Governor Hochul’s FY 2027 Executive Budget also extended the current Article 9-A Franchise Tax rates for three more years, declining New York City Mayor Mamdani’s invitation to raise the state’s corporate franchise tax rates.  The FY 2022 budget established a temporary tax rate for corporations with business income bases over $5 million and reinstated the capital base tax rate in the same year.  These rates were also extended in the FY 2024 budget.  In addition to maintaining the current corporation franchise tax rates, the Executive Budget also did not change the state’s personal income tax rates.

Other notable components of the proposal include:

  • Eliminating state income taxes on tipped wages, consistent with OB3 and the federal level elimination of income tax on tipped wages.  Here, employees will not be subject to income tax on tips up to $25,000 per taxable year for single filers earning $150,0000, and joint filers earning up to $300,000;
  • Establishing a sales tax exemption on the retail sale of electricity by commercial EV charging stations; and
  • Preserving the deductibility of charitable contributions to certain tax-exempt entities at risk of losing their IRC § 501(c)(3) tax-exempt status.

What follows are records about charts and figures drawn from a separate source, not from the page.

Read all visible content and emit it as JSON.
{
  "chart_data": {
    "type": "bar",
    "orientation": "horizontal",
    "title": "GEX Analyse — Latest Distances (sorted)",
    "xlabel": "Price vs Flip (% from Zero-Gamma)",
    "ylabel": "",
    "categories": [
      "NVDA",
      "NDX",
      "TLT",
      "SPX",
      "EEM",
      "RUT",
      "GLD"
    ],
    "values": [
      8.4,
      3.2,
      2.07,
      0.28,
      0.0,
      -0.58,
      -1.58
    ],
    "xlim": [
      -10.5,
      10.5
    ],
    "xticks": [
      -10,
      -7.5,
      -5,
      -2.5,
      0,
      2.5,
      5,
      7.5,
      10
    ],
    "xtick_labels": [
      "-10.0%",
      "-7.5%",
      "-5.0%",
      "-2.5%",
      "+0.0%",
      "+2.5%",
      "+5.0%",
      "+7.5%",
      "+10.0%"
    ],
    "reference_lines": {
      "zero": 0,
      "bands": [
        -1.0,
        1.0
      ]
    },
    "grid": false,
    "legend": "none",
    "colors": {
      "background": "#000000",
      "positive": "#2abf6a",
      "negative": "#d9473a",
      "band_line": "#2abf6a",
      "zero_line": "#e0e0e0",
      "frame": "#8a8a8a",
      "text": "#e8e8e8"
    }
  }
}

Governor Hochul’s Executive Budget is only the first step in the New York budget process. The legislature will now analyze the Governor’s budget, hold public hearings, and seek out further information from state agencies.  After such review, both houses of the legislature must reach an agreement on spending and revenue recommendations that may result in an amendment of the Governor’s proposed appropriations bill and other related legislation.

It is possible that some significant tax proposals could arise during this process. New York’s fiscal year begins April 1, 2026, thus, the timeline for the legislature to review and approve the Executive Budget is limited. The Eversheds Sutherland SALT team will continue to monitor the Executive Budget and keep you apprised of any relevant updates as it progresses through the legislature.